O próprio Gabriel faz mea-culpa. Publicitário workaholic e morador da Zona Sul, só descobriu o bairro ao abrir o bar. Eduardo Fontana fez os cálculos antes de inaugurar o Agulha, em 2017: são raros os bairros populosos a mais de R$ 10 de distância do seu bar. Portanto, não é tão mais caro ir para o São Geraldo do que ir ao Rio Branco, por exemplo, onde ele mantém outro estabelecimento, o Vasco 1020.
2. Imóveis baratos e diferentões
Embora a logística seja importante, o grande atrativo da região são os imóveis amplos e diferentes do que Porto Alegre está acostumada. A decoração industrial que muitos bares se esforçam para simular, nas casas da região ganham legitimidade em antigos galpões, fábricas e depósitos. É o caso do Distrito Brewpub, integrado aos tanques de cerveja, do Fuga, aberto em janeiro passado, e do 4Beer, união de duas cervejarias que desejavam ampliar atividades e operar como bar.
A casa onde estamos é de 1914. Me apaixonei à primeira-vista por ela e reformamos inteira. Não é como em outras regiões de Porto Alegre que, para decorar um bar, basta uma lata de tinta preta na fachada
GABRIEL SALOMÃO
Gravador Pub
– Onde mais a gente encontraria um local tão legal com 600 metros quadrados? Na Cidade Baixa, nem existe. Em outros bairros, o custo ficaria proibitivo – avalia Caio de Santi, sócio do 4Beer, um dos primeiros a fincar a bandeira na região, em 2016, na Rua Polônia.

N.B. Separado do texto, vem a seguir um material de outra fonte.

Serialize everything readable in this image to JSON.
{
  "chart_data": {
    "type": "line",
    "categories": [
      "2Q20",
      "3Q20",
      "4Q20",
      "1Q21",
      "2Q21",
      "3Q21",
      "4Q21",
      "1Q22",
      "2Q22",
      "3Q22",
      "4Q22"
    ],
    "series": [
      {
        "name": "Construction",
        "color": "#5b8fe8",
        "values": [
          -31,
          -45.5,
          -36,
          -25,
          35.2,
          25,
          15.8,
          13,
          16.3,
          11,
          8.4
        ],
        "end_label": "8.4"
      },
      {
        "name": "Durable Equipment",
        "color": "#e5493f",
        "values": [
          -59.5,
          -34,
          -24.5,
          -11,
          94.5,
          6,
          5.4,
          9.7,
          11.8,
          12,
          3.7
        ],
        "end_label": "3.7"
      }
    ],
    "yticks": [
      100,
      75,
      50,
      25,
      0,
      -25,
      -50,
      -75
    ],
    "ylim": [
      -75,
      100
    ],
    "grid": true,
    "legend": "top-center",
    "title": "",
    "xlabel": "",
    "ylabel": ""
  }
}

Além dos galpões, casarões antigos também se converteram em bares inusitados, como o recente Capincho e o "veterano" Gravador Pub, vizinhos a metros um do outro.
– A casa onde estamos é de 1914. Me apaixonei à primeira-vista por ela e reformamos inteira. Não é como em outras regiões que, para decorar um bar, basta uma lata de tinta preta na fachada – alfineta Gabriel, do Gravado Pub.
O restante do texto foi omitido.